L’effetto delle nuove accise introdotte con la legge di Bilancio 2026 si riflette in modo immediato sui prezzi dei carburanti. A pochi giorni dall’entrata in vigore delle nuove norme, il gasolio è tornato a costare più della benzina, segnando un’inversione di tendenza che non si registrava da circa tre anni.

Secondo i dati diffusi da Staffetta Quotidiana, il prezzo medio nazionale del diesel si attesta questa mattina a 1,666 euro al litro, mentre la benzina scende a 1,650 euro al litro. Si tratta di un sorpasso simbolicamente rilevante, perché interrompe una fase prolungata in cui la verde aveva mantenuto prezzi più elevati rispetto al gasolio.

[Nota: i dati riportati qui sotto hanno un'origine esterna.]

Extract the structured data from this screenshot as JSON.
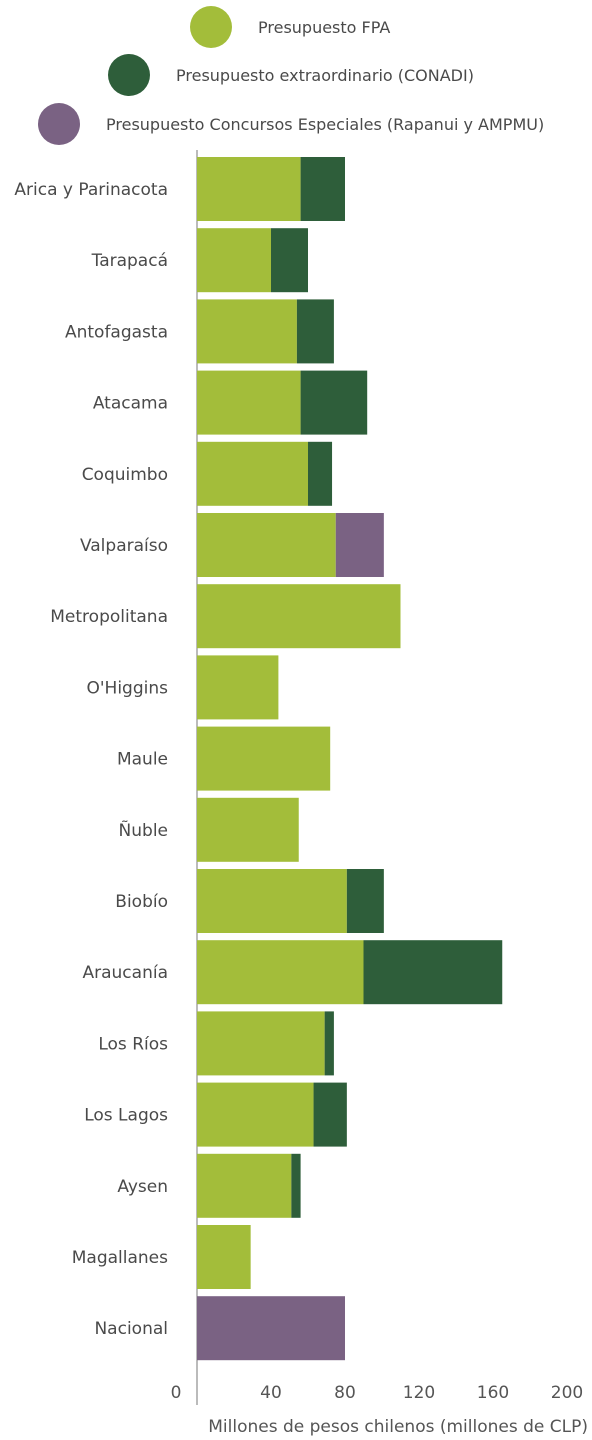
{
  "chart_data": {
    "type": "bar",
    "orientation": "horizontal",
    "stacked": true,
    "xlabel": "Millones de pesos chilenos (millones de CLP)",
    "xlim": [
      0,
      200
    ],
    "xticks": [
      0,
      40,
      80,
      120,
      160,
      200
    ],
    "grid": false,
    "legend_position": "top",
    "categories": [
      "Arica y Parinacota",
      "Tarapacá",
      "Antofagasta",
      "Atacama",
      "Coquimbo",
      "Valparaíso",
      "Metropolitana",
      "O'Higgins",
      "Maule",
      "Ñuble",
      "Biobío",
      "Araucanía",
      "Los Ríos",
      "Los Lagos",
      "Aysen",
      "Magallanes",
      "Nacional"
    ],
    "series": [
      {
        "name": "Presupuesto FPA",
        "color": "#a3bd3a",
        "values": [
          56,
          40,
          54,
          56,
          60,
          75,
          110,
          44,
          72,
          55,
          81,
          90,
          69,
          63,
          51,
          29,
          0
        ]
      },
      {
        "name": "Presupuesto extraordinario (CONADI)",
        "color": "#2e5e3a",
        "values": [
          24,
          20,
          20,
          36,
          13,
          0,
          0,
          0,
          0,
          0,
          20,
          75,
          5,
          18,
          5,
          0,
          0
        ]
      },
      {
        "name": "Presupuesto Concursos Especiales (Rapanui y AMPMU)",
        "color": "#7a6283",
        "values": [
          0,
          0,
          0,
          0,
          0,
          26,
          0,
          0,
          0,
          0,
          0,
          0,
          0,
          0,
          0,
          0,
          80
        ]
      }
    ]
  }
}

Alla base del cambiamento c’è la scelta del governo di aumentare la tassazione sul diesel e ridurre in misura equivalente quella sulla benzina, misura inserita nella manovra con l’obiettivo di riequilibrare il trattamento fiscale dei carburanti e allinearsi progressivamente agli indirizzi europei in materia ambientale. L’effetto combinato delle accise ha quindi inciso direttamente sui listini alla pompa, rendendo visibile già nei primi giorni dell’anno l’impatto della riforma.

L’ultimo sorpasso del diesel sulla benzina risaliva al 9 febbraio 2023, in una fase ancora condizionata dagli strascichi della crisi energetica seguita all’invasione russa dell’Ucraina. Oggi, invece, il contesto è diverso: l’inversione non nasce da tensioni sui mercati internazionali, ma da una scelta fiscale interna, che redistribuisce il peso della tassazione tra i due carburanti.

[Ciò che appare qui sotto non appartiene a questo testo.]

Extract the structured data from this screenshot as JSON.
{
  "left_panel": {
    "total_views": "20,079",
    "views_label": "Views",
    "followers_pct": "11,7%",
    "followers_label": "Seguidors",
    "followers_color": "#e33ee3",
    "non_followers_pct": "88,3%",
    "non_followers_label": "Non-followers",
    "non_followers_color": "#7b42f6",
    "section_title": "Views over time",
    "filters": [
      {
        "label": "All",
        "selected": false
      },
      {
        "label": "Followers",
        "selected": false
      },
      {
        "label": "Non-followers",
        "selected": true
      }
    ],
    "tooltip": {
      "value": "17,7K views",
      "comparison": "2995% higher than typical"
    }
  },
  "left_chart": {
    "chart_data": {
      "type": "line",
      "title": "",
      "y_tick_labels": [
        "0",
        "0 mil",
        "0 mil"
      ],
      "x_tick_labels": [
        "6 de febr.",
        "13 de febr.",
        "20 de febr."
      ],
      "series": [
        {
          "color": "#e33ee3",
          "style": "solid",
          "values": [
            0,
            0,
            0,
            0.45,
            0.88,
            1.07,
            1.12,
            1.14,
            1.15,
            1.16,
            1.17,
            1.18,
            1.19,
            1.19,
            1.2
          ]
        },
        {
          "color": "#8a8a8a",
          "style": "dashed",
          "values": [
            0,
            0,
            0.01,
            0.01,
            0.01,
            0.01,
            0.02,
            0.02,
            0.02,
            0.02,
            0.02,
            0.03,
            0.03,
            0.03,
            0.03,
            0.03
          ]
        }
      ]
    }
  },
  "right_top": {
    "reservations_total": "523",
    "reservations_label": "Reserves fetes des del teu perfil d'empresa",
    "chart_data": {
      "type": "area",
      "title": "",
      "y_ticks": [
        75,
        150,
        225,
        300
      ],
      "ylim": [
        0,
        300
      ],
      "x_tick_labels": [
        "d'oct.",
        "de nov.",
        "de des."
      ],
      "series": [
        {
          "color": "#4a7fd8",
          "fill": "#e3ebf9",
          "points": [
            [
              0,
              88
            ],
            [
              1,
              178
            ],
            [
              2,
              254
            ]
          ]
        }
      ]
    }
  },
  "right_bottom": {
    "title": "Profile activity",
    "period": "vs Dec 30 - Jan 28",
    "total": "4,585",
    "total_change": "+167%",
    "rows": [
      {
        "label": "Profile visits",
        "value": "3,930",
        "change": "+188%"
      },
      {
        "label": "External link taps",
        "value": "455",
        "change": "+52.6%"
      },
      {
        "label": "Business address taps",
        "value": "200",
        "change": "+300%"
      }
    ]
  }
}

Non solo. Grazie al taglio dell’accisa, la benzina raggiunge il livello di prezzo più basso dal 19 dicembre 2022, offrendo un temporaneo sollievo ai consumatori. Un dato che potrebbe incidere anche sulle scelte di mobilità di famiglie e imprese, in un momento in cui l’attenzione ai costi energetici resta alta.

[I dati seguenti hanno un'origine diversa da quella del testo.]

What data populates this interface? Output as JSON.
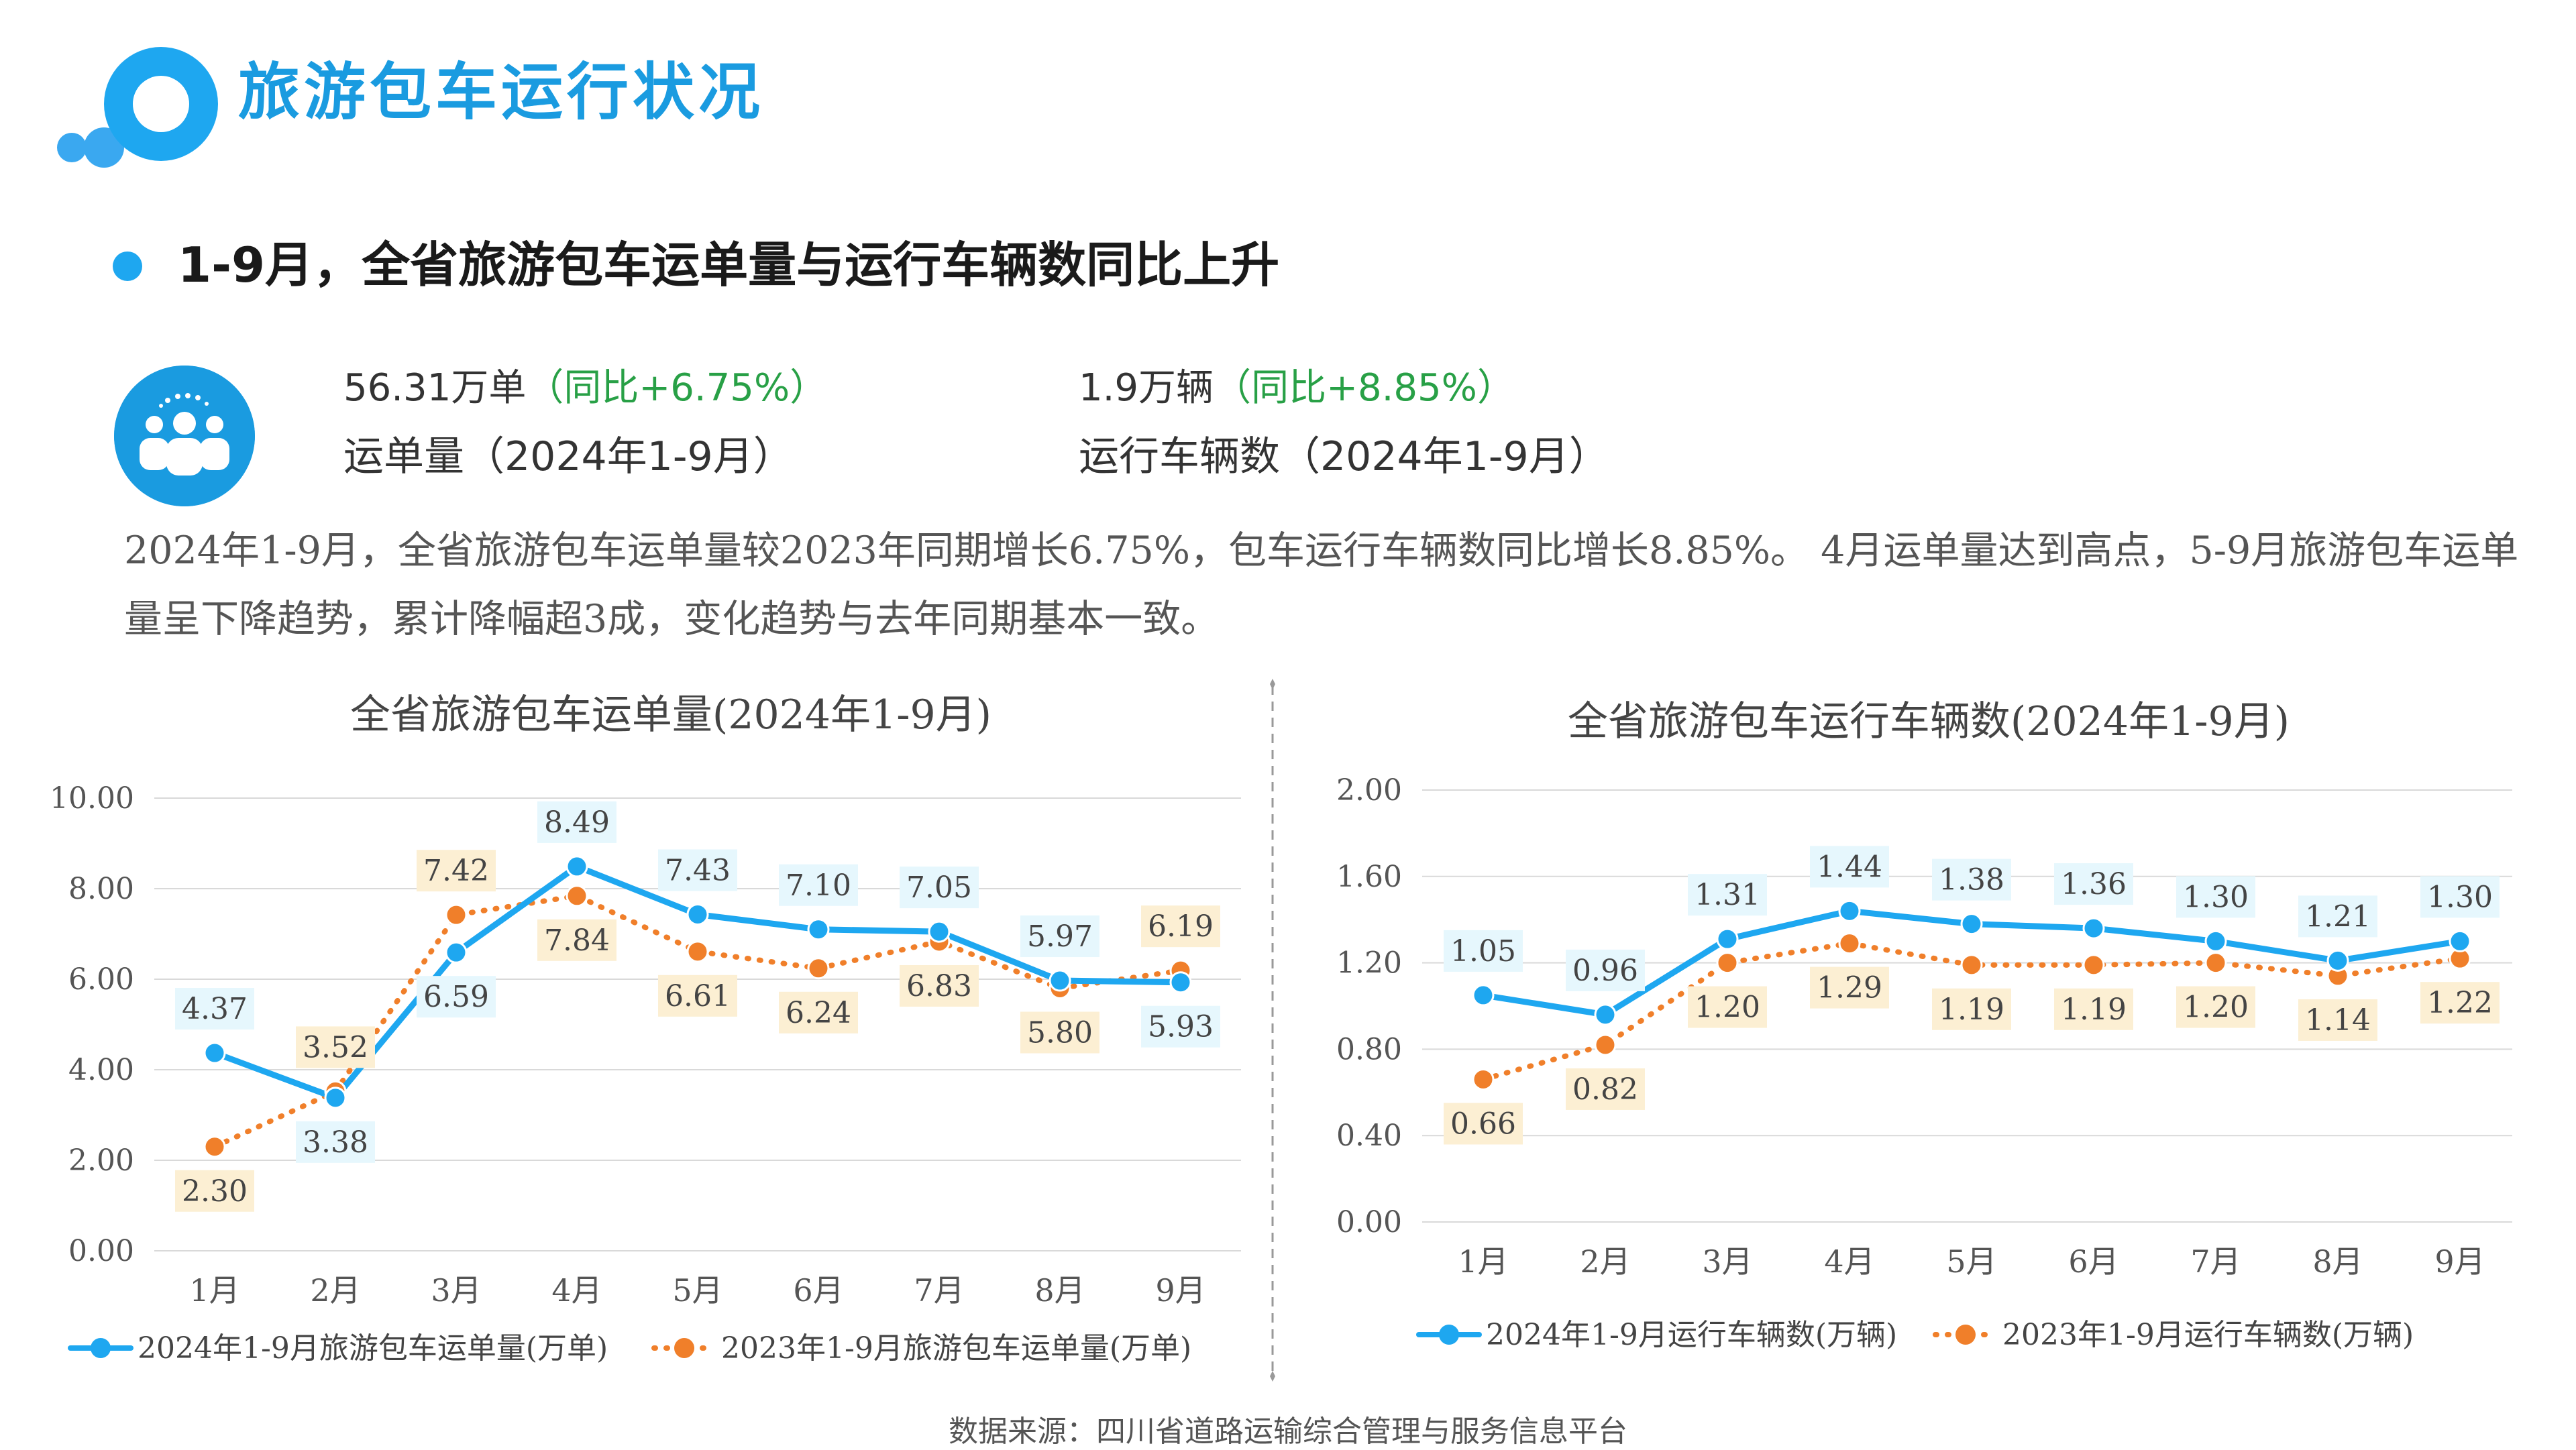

Resta ora da capire se questa nuova configurazione dei prezzi rappresenti un fenomeno transitorio o l’inizio di una fase strutturale in cui il diesel, storicamente favorito sul piano fiscale, perda definitivamente il suo vantaggio competitivo. Molto dipenderà dall’evoluzione delle politiche fiscali, dalle dinamiche dei mercati internazionali e dalla risposta dei consumatori a un cambiamento che ha anche una chiara valenza ambientale.